Amidst the doom and gloom of the news lately, there was one hidden gem. It came in the form of a hidden baseball jersey, encased in the concrete of the newest incarnation of baseball's national temple: Yankee Stadium.
Photo: The All-American Pre-Game Meal.
Did you read about it? A construction worker and Boston Red Sox fan-- rivals of those New York Yankees who will play in the new stadium-- decided he could put a curse on the Yanks by burying in the foundation of the new stadium a jersey with the name of superstar Red Sox player David Ortiz, number thirty-four.
The worker helped lay the concrete for a section of the stadium and threw the jersey in with the mix. The stuff had hardened sufficiently that when someone else snitched, they had to go in with jackhammers.
Baseball is famous for superstition. It was claimed, for example, that the Red Sox laid a curse on themselves almost a century ago when they made the disastrous decision to sell then young pitcher Babe Ruth to the Yankees. The Red Sox couldn't win a World Series for decades and decades, including in those years some memorable World Series slipups. Now the curse is over, however, as the Sox have won the Series twice in the last four years.
How is it that in these secular days someone could believe that a piece of fabric buried in a building could have any effect on anything?

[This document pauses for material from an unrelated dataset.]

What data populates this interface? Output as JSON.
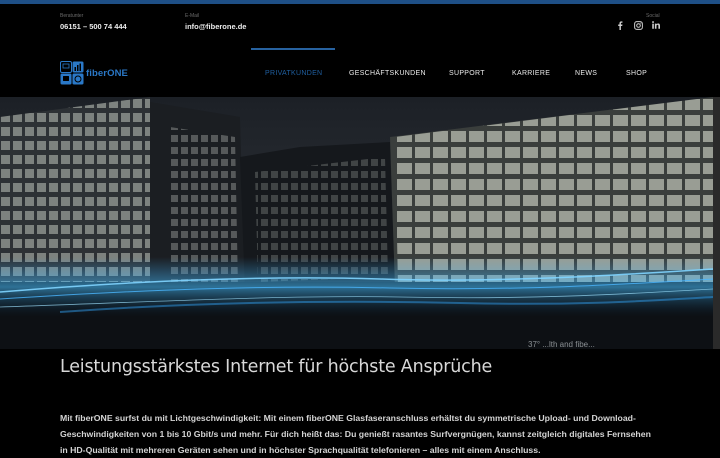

Old ways die hard. The ancient art of foundation deposits goes back at least four thousand years, when massive temples were built to the gods rather than to Alex Rodriguez.
For example:
King Ur-Nammu [c. 2000 BC] rebuilt and enlarged one of the most important temples in ancient Mesopotamia - the E-kur of Enlil, the chief god of the pantheon. [A] figurine, which was buried in a foundation box beneath one of the temple towers, represents the king at the start of the building project - carrying on his head a basket of clay from which would be made the critically important first brick. The foundation deposit also contained an inscribed stone tablet; beads of frit, stone and gold; chips of various stones; and four ancient date pits found perched atop the basket carried by the king.
This foundation deposit was supposed to be a bringer of good luck. It was in a way a blessing of the building project, encasing in the building itself the good intentions, wealth, and prosperity of the king. Good vibrations.
The Ortiz jersey acted like a figurine of a king, but of a king of a rival city. This king would bring ill intentions and cause bad vibrations for the usage of the baseball temple. Powerful magic, if only no one found out.
I have never heard of a curse foundation deposit, but ancient Romans used to buy curse tablets-- pieces of lead with inscriptions on them such as "May the Greens never win another chariot race"-- and leave them in the Colosseum and the Circus Maximus.
The construction worker's name is Italian. Maybe one of his ancestors bought a curse tablet for the ancient equivalent of the hated Yankees.